Thursday, September 3, 2009

First week of classes

It's now Friday in Chuncheon – just one more day of classes and I've completed a full week of work. Classes so far have ranged from pretty bad to really good. Every day I teach different classes at different levels. The kids that attend my school are just entering school, so they're quite young – Korean grades 1-3, or 7-9 years old. This can make classes both more fun, because you can play more games and the kids are very cute, but also more difficult because the majority of them are just starting out with English and with the classroom environment. For the most part though, I would say that it's been quite fun so far. Next week I start teaching a Monday/Wednesday/Friday class with older students, and I'm a bit nervous because it's focused on reading rather than the basics and games, so we'll have to see how that goes.

On the social front, we met a friend of a friend of a friend (etc.) last night for dinner. It was an interesting experience – we tried dak galbi, which is supposed to be a local specialty.
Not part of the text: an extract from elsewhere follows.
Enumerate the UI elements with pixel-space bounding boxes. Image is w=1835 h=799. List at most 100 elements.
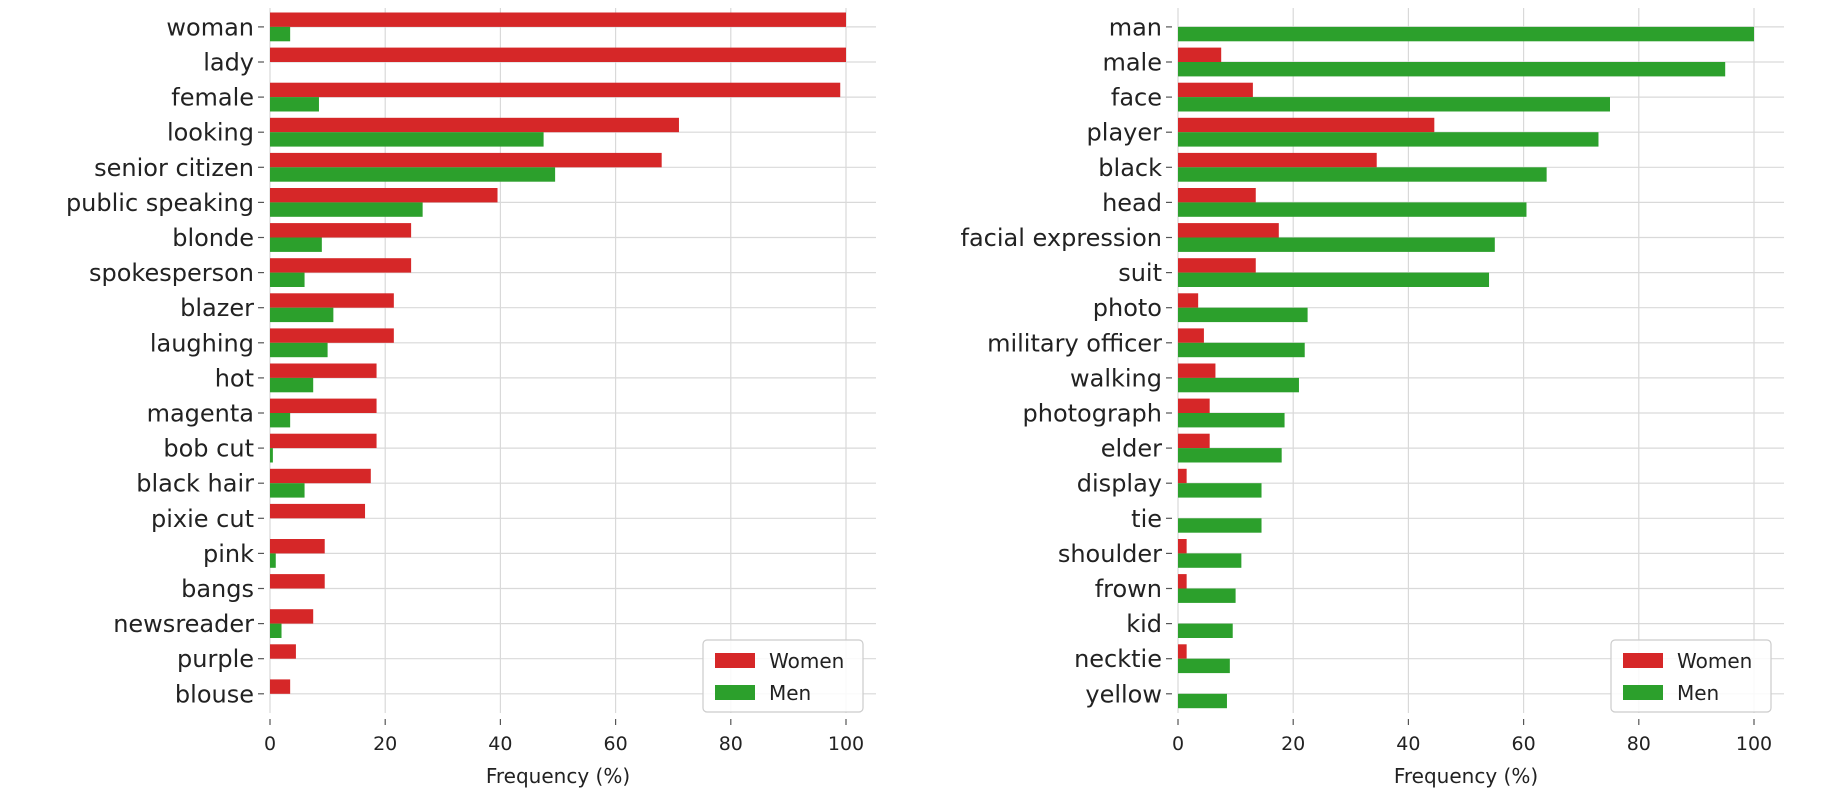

If we hadn't been meeting a stranger I would have been taking pictures, but it was a huge pan of chicken, cabbage and other vegetables, and rice noodles in a spicy sauce. Though it was quite a bit spicier than I'm used to, I'm proud to say that I ate quite a bit of it and even enjoyed it.

Tonight we have plans to meet some of the teachers who work on the floor below us at a local bar. It should at least be entertaining to go out and see what the weekend nightlife consists of in this city. From what I've seen and heard, this city (and country) is extremely safe, so that shouldn't be a problem.